I don’t know about you, but sometimes my unborn child tells me things “from the womb”. Usually those things are food-related, as in, “You need cake.”

 

Last night I was talking to a friend when the craving for cake came to me so strongly that I interrupted my friend with, “I’m sorry, but I need to go because I need cake RIGHT NOW” and I hung up the phone.

Sadly, after an extensive search of our pantry, fridge, freezer, and secret lolly hiding places, I could not find any cake. And it was 10pm and I was in my pyjamas, so too late to hit the supermarket.

“So, are you going to bake a cake?” my husband asked from where he was sitting Zenlike on the sofa, sipping green tea and reading a book, while I whirlwinded around the kitchen muttering about cake and slamming cupboard doors. “Of course not!” I snapped. “It wouldn’t be done until midnight, and by then I won’t want it any more.”

Because that is the nature of my pregnancy cravings – I want cake right now, but don’t bring me cake tomorrow because it will repulse me by then. We have learned this lesson the hard and expensive way, when one week I put “tamari almonds” on the supermarket list and my husband duly brought them home, at $11 a bag, and then I ate precisely one and then threw up. It turns out no one else in my house likes tamari almonds, so out they went.

With my previous pregnancies, my cravings were very specific and lasted for a good long while. Bacon sandwiches. Fruit salad. McDonald’s Chicken Caesar Wraps (sadly, I don’t think they do those any more). This time around, the cravings are random and fleeting. I’ll want something one moment, and then I’ll actually get whatever it is and think, “Nope, not having that!” Also, I can’t deal with the seafood section of the supermarket (gah, the smell!) or any fish. At all. Even battered and deep-fried, served with hot chips. Nope. So I have anti-cravings, too.

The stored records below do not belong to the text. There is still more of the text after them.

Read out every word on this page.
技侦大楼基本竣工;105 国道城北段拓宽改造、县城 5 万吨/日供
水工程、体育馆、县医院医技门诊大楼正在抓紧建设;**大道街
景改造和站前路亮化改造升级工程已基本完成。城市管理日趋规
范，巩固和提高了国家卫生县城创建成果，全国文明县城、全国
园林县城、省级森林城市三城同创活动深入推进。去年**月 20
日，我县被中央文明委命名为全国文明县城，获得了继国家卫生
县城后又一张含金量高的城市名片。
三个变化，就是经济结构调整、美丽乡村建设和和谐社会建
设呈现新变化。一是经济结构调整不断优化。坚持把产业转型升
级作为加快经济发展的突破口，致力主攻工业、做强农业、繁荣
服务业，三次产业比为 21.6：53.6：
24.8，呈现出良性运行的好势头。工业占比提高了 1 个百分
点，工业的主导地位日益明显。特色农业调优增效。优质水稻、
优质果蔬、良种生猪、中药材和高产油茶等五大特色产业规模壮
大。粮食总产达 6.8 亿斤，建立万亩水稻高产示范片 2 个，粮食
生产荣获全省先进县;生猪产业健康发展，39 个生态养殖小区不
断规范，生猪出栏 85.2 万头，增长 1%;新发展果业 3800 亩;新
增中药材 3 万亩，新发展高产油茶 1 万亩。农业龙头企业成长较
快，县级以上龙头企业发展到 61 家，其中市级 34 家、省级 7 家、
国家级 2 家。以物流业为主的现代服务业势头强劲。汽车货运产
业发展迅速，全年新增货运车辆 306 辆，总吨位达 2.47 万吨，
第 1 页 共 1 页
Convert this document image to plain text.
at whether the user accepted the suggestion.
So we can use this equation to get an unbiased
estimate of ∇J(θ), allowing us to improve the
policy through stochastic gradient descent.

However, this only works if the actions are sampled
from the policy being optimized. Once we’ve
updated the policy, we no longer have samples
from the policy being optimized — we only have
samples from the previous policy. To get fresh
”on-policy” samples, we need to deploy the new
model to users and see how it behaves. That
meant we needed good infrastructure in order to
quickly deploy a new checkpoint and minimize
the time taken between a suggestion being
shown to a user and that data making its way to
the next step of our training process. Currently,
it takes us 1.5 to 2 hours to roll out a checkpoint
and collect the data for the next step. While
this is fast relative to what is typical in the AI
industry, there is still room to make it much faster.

I dream of a new business opening up around the corner from my house, dedicated solely to pregnancy cravings. It’ll be open 24 hours and have all the weird food combinations you can think of available at all times, freshly prepared with the highest food hygiene standards in mind, and served at the ideal temperatures to kill all the bugs which will give me listeria or e.coli or whatever other things pregnant women are supposed to avoid. It’ll serve pregnancy-safe versions of sushi and custard and soft cheeses, and have non-alcoholic wine that tastes like the real thing. There will be cake. And wide, comfortable seats with adequate back support. And a masseuse. And someone to paint my toenails because I can no longer reach them. And… Have I gone too far?